Aside from the above, some of your other financial details will also be subject to the lender's scrutiny.

  • Credit score: The typical requirement of lenders for a credit score is usually 780; a score that's higher than that can increase your chances of getting approved. And if you ever fall short on other factors, such as debt to income ratio, a good credit score just might save your application. Also, if your score is higher than that, you could also get a better interest rate.

  • Debt to income ratio: Your debt is comprised of car payments, credit card minimum payments and your total projected house payment which includes interest, principal, property taxes and insurance. Other things like alimony and child support are also included in it. The debt to income ratio is expressed as a percentage, and is computed by dividing your total monthly debt by your gross monthly income. The safe percentage among lenders is generally considered to be 43% or lower, but maximum DTI still varies per lender. The ideal is 36%, and with no more than 28% going into paying the mortgage.

  • House expense ratio: Your housing expense ratio is the sum of your housing payments such as the potential mortgage principal and interest payments, property taxes, mortgage insurance, hazard insurance, and association fees. It’s computed by dividing the sum of those by your pre-tax income. Just like the DTI, it is expressed as a percentage and is ideally not to exceed 36% of your income.

  • Post-closing liquidity: Your lender would also want to see your available liquid assets after closing, and they usually require that you have assets that could cover at least 6 months’ worth of housing expenses. This is calculated by adding up all of your verified financial assets and then subtracting the closing costs and equity for the loan.

4. How much is the usual down payment?

The amount of down payment you would have to give is dependent on the method used for determining your income.

5. What are my other options aside from getting the usual loans in the market?

  • VA loans: If you’re a veteran or a military spouse, VA loans offer 0 down payment and low interest rates.

  • Reverse mortgage: Also known as the Home Equity Conversion Mortgage (HECM) for purchase program, it is a kind of loan that can delay repaying the mortgage (principal or interest) until the house is sold or until the death of the borrower.


Here are some tips for when you're getting a mortgage after retirement:

1. Getting a mortgage for your primary residence will result in a lower interest rate,
while a mortgage on a home that will be used for vacation or investment
purposes will have higher interest rates.

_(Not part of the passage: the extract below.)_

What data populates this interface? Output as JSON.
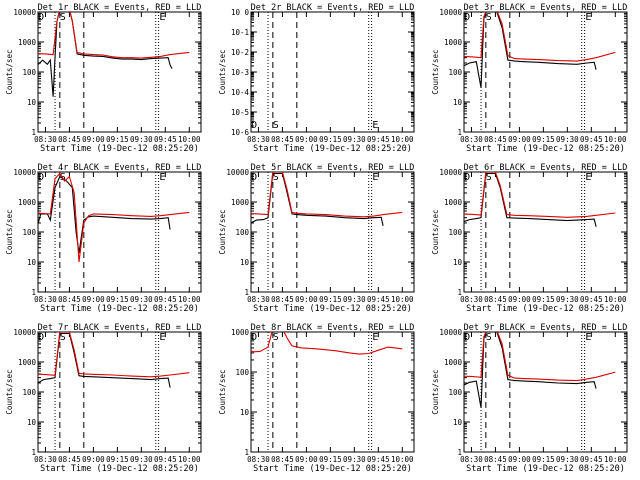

2. If you can, make extra mortgage payments. If you can afford to pay more than what the lender calculated, you can arrange to have the monthly payment increased. This can shorten the time you would have to pay for the mortgage and could decrease your monthly payments over time, and decrease the amount of interest you need to pay on the
mortgage overall.

3. If you plan to take out a hefty amount of cash for the down payment from an IRA or another tax-deferred retirement plan, take note that you might also be placed in a higher tax bracket.

4. Know about the consequences to inflation hits or a great increase in your property taxes. You also have to consider having a financial contingency plan should there ever be medical emergencies, or a price increase in your health insurance. Take these into account and get an estimate if you can still cover these events on top of your mortgage.